There were two such Italian memorials, both the products of design competitions.
One is just outside of Rome, the Ardeatine Caves. It was created after the war to memorialize some 335 Italian civilians who were seized, brought to the caves and there murdered by the Nazis. This was in reprisal for an attack on German officers in 1944, at the time of the Allies’ invasion of Italy. The memorial consists of a large roof-like structure sheltering the graves of the 335 victims, its soft interior illumination provided only by a slim margin of light separating the roof from the ground.
The other is located in a cemetery in Milan, its purpose to honor the memory of Italians who had died in German concentration camps. It is a cube formed by a system of three-dimensional crosses proportioned on the Golden Mean, its center containing a clay bowl, the type of bowl from which prisoners ate. The bowl contains earth from all the camps.

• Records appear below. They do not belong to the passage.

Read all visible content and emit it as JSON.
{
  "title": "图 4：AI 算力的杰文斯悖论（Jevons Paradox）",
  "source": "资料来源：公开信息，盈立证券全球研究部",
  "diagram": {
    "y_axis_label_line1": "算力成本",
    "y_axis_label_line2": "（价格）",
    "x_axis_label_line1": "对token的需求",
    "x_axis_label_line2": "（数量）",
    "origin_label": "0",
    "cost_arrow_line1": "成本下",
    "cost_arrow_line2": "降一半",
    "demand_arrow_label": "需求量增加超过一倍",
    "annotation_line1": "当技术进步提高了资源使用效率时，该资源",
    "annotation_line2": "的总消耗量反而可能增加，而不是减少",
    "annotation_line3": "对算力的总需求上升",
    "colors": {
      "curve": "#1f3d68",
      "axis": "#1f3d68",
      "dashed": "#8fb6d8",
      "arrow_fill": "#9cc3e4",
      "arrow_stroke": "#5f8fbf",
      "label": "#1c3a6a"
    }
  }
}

These were very powerful experiences. So. too, was my appreciation of design competitions as a democratic way of seeking design excellence.
My career as an architect has taken many paths and followed many interests. Among them was further developing the technique for holding design competitions, about which I wrote a book. Its publication and other related involvements happened to coincide with the effort to create a Vietnam Veterans Memorial on the Mall in Washington. I was asked to organize and manage the design competition for that memorial. It was no small challenge and became the largest design competition held until that time, with 1,432 proposals. The memorial that stands on the Mall today, the result of that effort, was dedicated in 1981.
I cannot say that my experiences in Italy were the sole basis for my later role with the Vietnam Veterans Memorial or with design competitions, but either can I deny that they didn’t inform them, if only to implant in my mind the seeds of such pursuits.
So the Vietnam Veterans Memorial owes some degree of gratitude to Italy. So, too, is the Fulbright program that made my time in Italy possible to be appreciated for that and the innumerable benefits it has brought.